There is also, of course, the fact that university presses wield astonishing power. The vast majority of authors who write for them have no literary agents and, such is the desperate need of academics to sustain their careers by getting published, these people are a publisher's dream: unworldly, compliant and doggily grateful that their work will appear in print, however badly they are treated.

In the past, this imbalance of power between publisher and author caused occasional acts of malpractice (not by chance did Robert Maxwell make his fortune in this area), and a general meanness towards authors, which only occasionally came to light. Now the game has become more complicated and somewhat seedier.
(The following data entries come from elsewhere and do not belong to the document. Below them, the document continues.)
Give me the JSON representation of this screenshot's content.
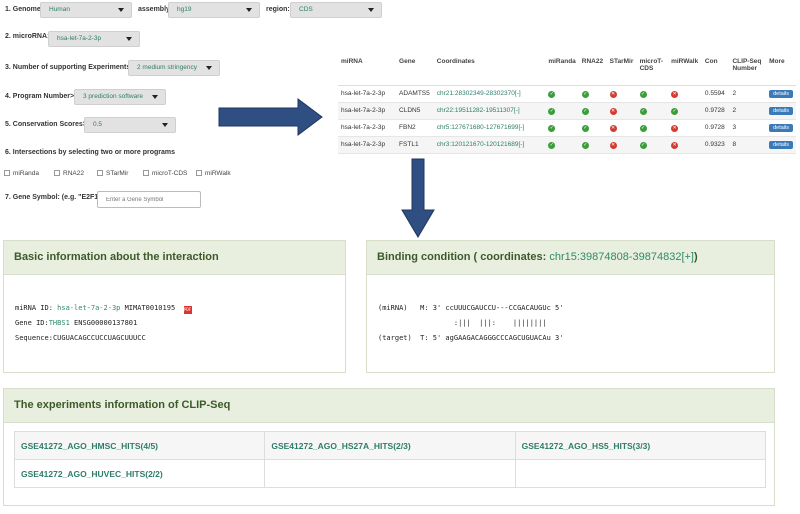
{
  "filters": {
    "genome_label": "1. Genome:",
    "genome_value": "Human",
    "assembly_label": "assembly:",
    "assembly_value": "hg19",
    "region_label": "region:",
    "region_value": "CDS",
    "microrna_label": "2. microRNA:",
    "microrna_value": "hsa-let-7a-2-3p",
    "experiments_label": "3. Number of supporting Experiments>=",
    "experiments_value": "2 medium stringency",
    "program_label": "4. Program Number>=",
    "program_value": "3 prediction software",
    "conservation_label": "5. Conservation Scores>=",
    "conservation_value": "0.5",
    "intersections_label": "6. Intersections by selecting two or more programs",
    "programs": [
      "miRanda",
      "RNA22",
      "STarMir",
      "microT-CDS",
      "miRWalk"
    ],
    "gene_label": "7. Gene Symbol: (e.g. \"E2F1\")",
    "gene_placeholder": "Enter a Gene Symbol"
  },
  "results": {
    "headers": [
      "miRNA",
      "Gene",
      "Coordinates",
      "miRanda",
      "RNA22",
      "STarMir",
      "microT-CDS",
      "miRWalk",
      "Con",
      "CLIP-Seq Number",
      "More"
    ],
    "rows": [
      {
        "mirna": "hsa-let-7a-2-3p",
        "gene": "ADAMTS5",
        "coord": "chr21:28302349-28302370[-]",
        "miranda": "ok",
        "rna22": "ok",
        "starmir": "no",
        "microt": "ok",
        "mirwalk": "no",
        "con": "0.5594",
        "clip": "2",
        "more": "details"
      },
      {
        "mirna": "hsa-let-7a-2-3p",
        "gene": "CLDN5",
        "coord": "chr22:19511282-19511307[-]",
        "miranda": "ok",
        "rna22": "ok",
        "starmir": "no",
        "microt": "ok",
        "mirwalk": "ok",
        "con": "0.9728",
        "clip": "2",
        "more": "details"
      },
      {
        "mirna": "hsa-let-7a-2-3p",
        "gene": "FBN2",
        "coord": "chr5:127671680-127671699[-]",
        "miranda": "ok",
        "rna22": "ok",
        "starmir": "no",
        "microt": "ok",
        "mirwalk": "no",
        "con": "0.9728",
        "clip": "3",
        "more": "details"
      },
      {
        "mirna": "hsa-let-7a-2-3p",
        "gene": "FSTL1",
        "coord": "chr3:120121670-120121689[-]",
        "miranda": "ok",
        "rna22": "ok",
        "starmir": "no",
        "microt": "ok",
        "mirwalk": "no",
        "con": "0.9323",
        "clip": "8",
        "more": "details"
      }
    ]
  },
  "basic": {
    "title": "Basic information about the interaction",
    "mirna_id_label": "miRNA ID: ",
    "mirna_id": "hsa-let-7a-2-3p",
    "mimat": " MIMAT0010195 ",
    "gene_id_label": "Gene ID:",
    "gene_symbol": "THBS1",
    "gene_ens": " ENSG00000137801",
    "sequence_label": "Sequence:",
    "sequence": "CUGUACAGCCUCCUAGCUUUCC"
  },
  "binding": {
    "title_prefix": "Binding condition  ( coordinates: ",
    "coordinates": "chr15:39874808-39874832[+]",
    "title_suffix": ")",
    "line1": "(miRNA)   M: 3' ccUUUCGAUCCU---CCGACAUGUc 5'",
    "line2": "                  :|||  |||:    ||||||||",
    "line3": "(target)  T: 5' agGAAGACAGGGCCCAGCUGUACAu 3'"
  },
  "clip": {
    "title": "The experiments information of CLIP-Seq",
    "cells": [
      "GSE41272_AGO_HMSC_HITS(4/5)",
      "GSE41272_AGO_HS27A_HITS(2/3)",
      "GSE41272_AGO_HS5_HITS(3/3)",
      "GSE41272_AGO_HUVEC_HITS(2/2)",
      "",
      ""
    ]
  },
  "colors": {
    "accent_green": "#2e8a6a",
    "panel_header": "#e9efdf",
    "arrow_blue": "#2f4f82",
    "details_blue": "#3b7ab8"
  }
}
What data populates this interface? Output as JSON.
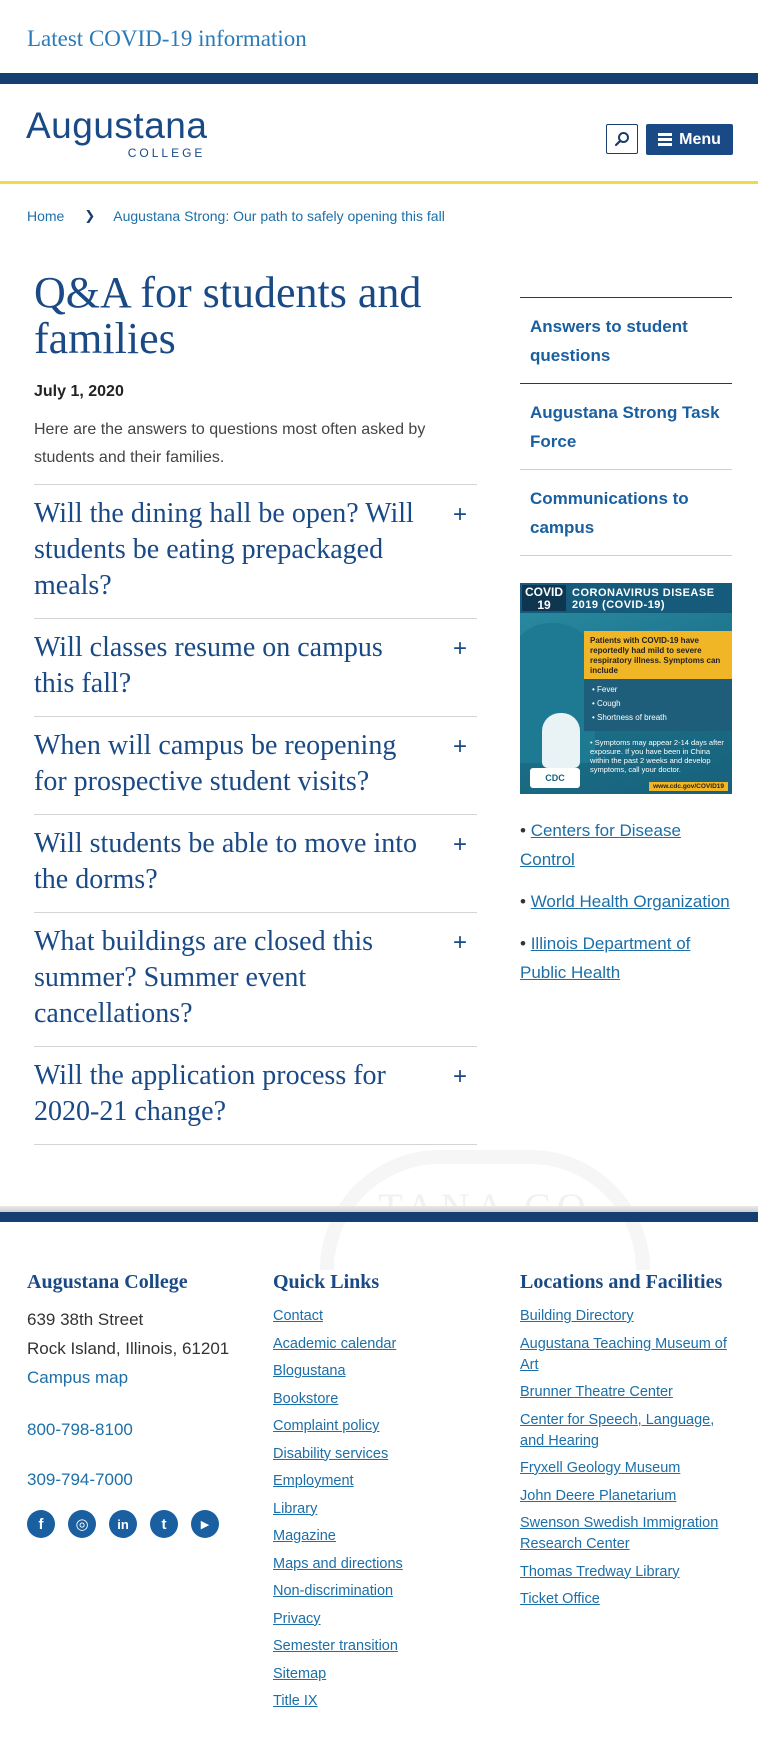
{
  "covid_banner": {
    "text": "Latest COVID-19 information"
  },
  "header": {
    "logo_main": "Augustana",
    "logo_sub": "COLLEGE",
    "menu_label": "Menu"
  },
  "breadcrumb": {
    "home": "Home",
    "current": "Augustana Strong: Our path to safely opening this fall"
  },
  "main": {
    "title": "Q&A for students and families",
    "date": "July 1, 2020",
    "intro": "Here are the answers to questions most often asked by students and their families.",
    "faq": [
      "Will the dining hall be open? Will students be eating prepackaged meals?",
      "Will classes resume on campus this fall?",
      "When will campus be reopening for prospective student visits?",
      "Will students be able to move into the dorms?",
      "What buildings are closed this summer? Summer event cancellations?",
      "Will the application process for 2020-21 change?"
    ],
    "expand_symbol": "+"
  },
  "sidebar": {
    "nav": [
      "Answers to student questions",
      "Augustana Strong Task Force",
      "Communications to campus"
    ],
    "poster": {
      "badge_line1": "COVID",
      "badge_line2": "19",
      "title_line1": "CORONAVIRUS DISEASE",
      "title_line2": "2019 (COVID-19)",
      "intro": "Patients with COVID-19 have reportedly had mild to severe respiratory illness. Symptoms can include",
      "symptoms": [
        "• Fever",
        "• Cough",
        "• Shortness of breath"
      ],
      "note": "• Symptoms may appear 2-14 days after exposure. If you have been in China within the past 2 weeks and develop symptoms, call your doctor.",
      "url": "www.cdc.gov/COVID19",
      "logo": "CDC"
    },
    "resources": [
      "Centers for Disease Control",
      "World Health Organization",
      "Illinois Department of Public Health"
    ],
    "bullet": "•"
  },
  "watermark": "TANA CO",
  "footer": {
    "college": {
      "heading": "Augustana College",
      "street": "639 38th Street",
      "city": "Rock Island, Illinois, 61201",
      "map_link": "Campus map",
      "phone1": "800-798-8100",
      "phone2": "309-794-7000"
    },
    "social": [
      {
        "icon": "facebook-icon",
        "glyph": "f"
      },
      {
        "icon": "instagram-icon",
        "glyph": "◎"
      },
      {
        "icon": "linkedin-icon",
        "glyph": "in"
      },
      {
        "icon": "twitter-icon",
        "glyph": "t"
      },
      {
        "icon": "youtube-icon",
        "glyph": "▶"
      }
    ],
    "quick_links": {
      "heading": "Quick Links",
      "items": [
        "Contact",
        "Academic calendar",
        "Blogustana",
        "Bookstore",
        "Complaint policy",
        "Disability services",
        "Employment",
        "Library",
        "Magazine",
        "Maps and directions",
        "Non-discrimination",
        "Privacy",
        "Semester transition",
        "Sitemap",
        "Title IX"
      ]
    },
    "locations": {
      "heading": "Locations and Facilities",
      "items": [
        "Building Directory",
        "Augustana Teaching Museum of Art",
        "Brunner Theatre Center",
        "Center for Speech, Language, and Hearing",
        "Fryxell Geology Museum",
        "John Deere Planetarium",
        "Swenson Swedish Immigration Research Center",
        "Thomas Tredway Library",
        "Ticket Office"
      ]
    }
  },
  "colors": {
    "navy": "#153f73",
    "brand_blue": "#1a4a86",
    "link_blue": "#1c6fa8",
    "gold": "#f2d84b"
  }
}
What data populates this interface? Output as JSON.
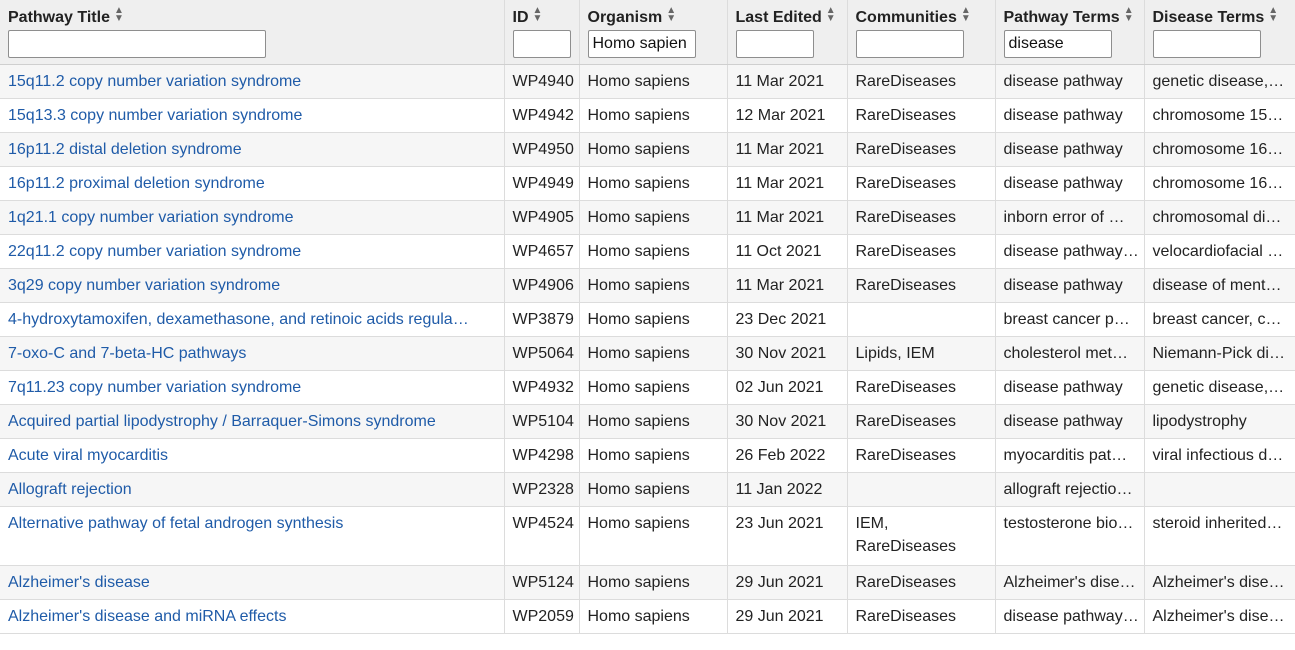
{
  "columns": [
    {
      "label": "Pathway Title",
      "filter": ""
    },
    {
      "label": "ID",
      "filter": ""
    },
    {
      "label": "Organism",
      "filter": "Homo sapien"
    },
    {
      "label": "Last Edited",
      "filter": ""
    },
    {
      "label": "Communities",
      "filter": ""
    },
    {
      "label": "Pathway Terms",
      "filter": "disease"
    },
    {
      "label": "Disease Terms",
      "filter": ""
    }
  ],
  "rows": [
    {
      "title": "15q11.2 copy number variation syndrome",
      "id": "WP4940",
      "organism": "Homo sapiens",
      "edited": "11 Mar 2021",
      "communities": "RareDiseases",
      "pathway_terms": "disease pathway",
      "disease_terms": "genetic disease,…"
    },
    {
      "title": "15q13.3 copy number variation syndrome",
      "id": "WP4942",
      "organism": "Homo sapiens",
      "edited": "12 Mar 2021",
      "communities": "RareDiseases",
      "pathway_terms": "disease pathway",
      "disease_terms": "chromosome 15…"
    },
    {
      "title": "16p11.2 distal deletion syndrome",
      "id": "WP4950",
      "organism": "Homo sapiens",
      "edited": "11 Mar 2021",
      "communities": "RareDiseases",
      "pathway_terms": "disease pathway",
      "disease_terms": "chromosome 16…"
    },
    {
      "title": "16p11.2 proximal deletion syndrome",
      "id": "WP4949",
      "organism": "Homo sapiens",
      "edited": "11 Mar 2021",
      "communities": "RareDiseases",
      "pathway_terms": "disease pathway",
      "disease_terms": "chromosome 16…"
    },
    {
      "title": "1q21.1 copy number variation syndrome",
      "id": "WP4905",
      "organism": "Homo sapiens",
      "edited": "11 Mar 2021",
      "communities": "RareDiseases",
      "pathway_terms": "inborn error of …",
      "disease_terms": "chromosomal di…"
    },
    {
      "title": "22q11.2 copy number variation syndrome",
      "id": "WP4657",
      "organism": "Homo sapiens",
      "edited": "11 Oct 2021",
      "communities": "RareDiseases",
      "pathway_terms": "disease pathway…",
      "disease_terms": "velocardiofacial …"
    },
    {
      "title": "3q29 copy number variation syndrome",
      "id": "WP4906",
      "organism": "Homo sapiens",
      "edited": "11 Mar 2021",
      "communities": "RareDiseases",
      "pathway_terms": "disease pathway",
      "disease_terms": "disease of ment…"
    },
    {
      "title": "4-hydroxytamoxifen, dexamethasone, and retinoic acids regula…",
      "id": "WP3879",
      "organism": "Homo sapiens",
      "edited": "23 Dec 2021",
      "communities": "",
      "pathway_terms": "breast cancer p…",
      "disease_terms": "breast cancer, c…"
    },
    {
      "title": "7-oxo-C and 7-beta-HC pathways",
      "id": "WP5064",
      "organism": "Homo sapiens",
      "edited": "30 Nov 2021",
      "communities": "Lipids, IEM",
      "pathway_terms": "cholesterol met…",
      "disease_terms": "Niemann-Pick di…"
    },
    {
      "title": "7q11.23 copy number variation syndrome",
      "id": "WP4932",
      "organism": "Homo sapiens",
      "edited": "02 Jun 2021",
      "communities": "RareDiseases",
      "pathway_terms": "disease pathway",
      "disease_terms": "genetic disease,…"
    },
    {
      "title": "Acquired partial lipodystrophy / Barraquer-Simons syndrome",
      "id": "WP5104",
      "organism": "Homo sapiens",
      "edited": "30 Nov 2021",
      "communities": "RareDiseases",
      "pathway_terms": "disease pathway",
      "disease_terms": "lipodystrophy"
    },
    {
      "title": "Acute viral myocarditis",
      "id": "WP4298",
      "organism": "Homo sapiens",
      "edited": "26 Feb 2022",
      "communities": "RareDiseases",
      "pathway_terms": "myocarditis pat…",
      "disease_terms": "viral infectious d…"
    },
    {
      "title": "Allograft rejection",
      "id": "WP2328",
      "organism": "Homo sapiens",
      "edited": "11 Jan 2022",
      "communities": "",
      "pathway_terms": "allograft rejectio…",
      "disease_terms": ""
    },
    {
      "title": "Alternative pathway of fetal androgen synthesis",
      "id": "WP4524",
      "organism": "Homo sapiens",
      "edited": "23 Jun 2021",
      "communities": "IEM, RareDiseases",
      "pathway_terms": "testosterone bio…",
      "disease_terms": "steroid inherited…"
    },
    {
      "title": "Alzheimer's disease",
      "id": "WP5124",
      "organism": "Homo sapiens",
      "edited": "29 Jun 2021",
      "communities": "RareDiseases",
      "pathway_terms": "Alzheimer's dise…",
      "disease_terms": "Alzheimer's dise…"
    },
    {
      "title": "Alzheimer's disease and miRNA effects",
      "id": "WP2059",
      "organism": "Homo sapiens",
      "edited": "29 Jun 2021",
      "communities": "RareDiseases",
      "pathway_terms": "disease pathway…",
      "disease_terms": "Alzheimer's dise…"
    }
  ]
}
The astonishing, shaming decision of the Oxford University Press to dump, without appeal or exception, its highly respected poetry list has revealed that, while still claiming to be a special case when it suits them, university presses can act with all the crass short-sightedness and greed of their colleagues in the purely commercial sector. "The poetry list was making the marketing people face in a different direction from the way they are facing when they are promoting the World's Classics series or The Oxford History of Nursing," was how an OUP suit attempted to explain the decision to The Independent's John Walsh.

That phrase, indeed the whole sorry saga, explains why modern publishing is now accorded so little respect. For as long as anyone can remember, the only direction that marketing people face is up the bottoms of their powerful bookselling customers.

Although publishers were never quite as virtuous and noble as they liked to pretend, it was generally accepted that, in a healthily run house, a balance would exist between the sales and the editorial sides. One attended to turnover and profit while the other created a list that occasionally involved risk in the name of future talent. A small proportion of the easy cash made from such series as the World's Classics would be ploughed back into more difficult areas of contemporary writing, such as poetry.

As anyone who works in a university will testify, academics are hopeless with money and the new, fiscally responsible approach to learning has left them floundering amid the balance sheets. But on this occasion they are in step with their colleagues in the large publishing conglomerates.

The trend there is towards quick and easy revenue-earners, books whose appeal can be grasped without difficulty by even the most money-crazed marketing person. Rather than nurture real writers who, in the future, will (all right, may) repay them with work of significance, they prefer to throw money at any politician or resting actor whose literary effort, however lame, will be relatively simple to promote. Editors, in their terror of bullying accountants, have chosen to forget that if they do not nurture today's writers, daring even to lose money over a book or two in the early stages of his or her career, they will become increasingly, disastrously dependent on the tried and tested, on passing fashion.

The refusal of academics to hold the line against commercialism is publishing's own trahison des clercs. Oxford University Press finds itself on the cutting edge of contemporary style culture.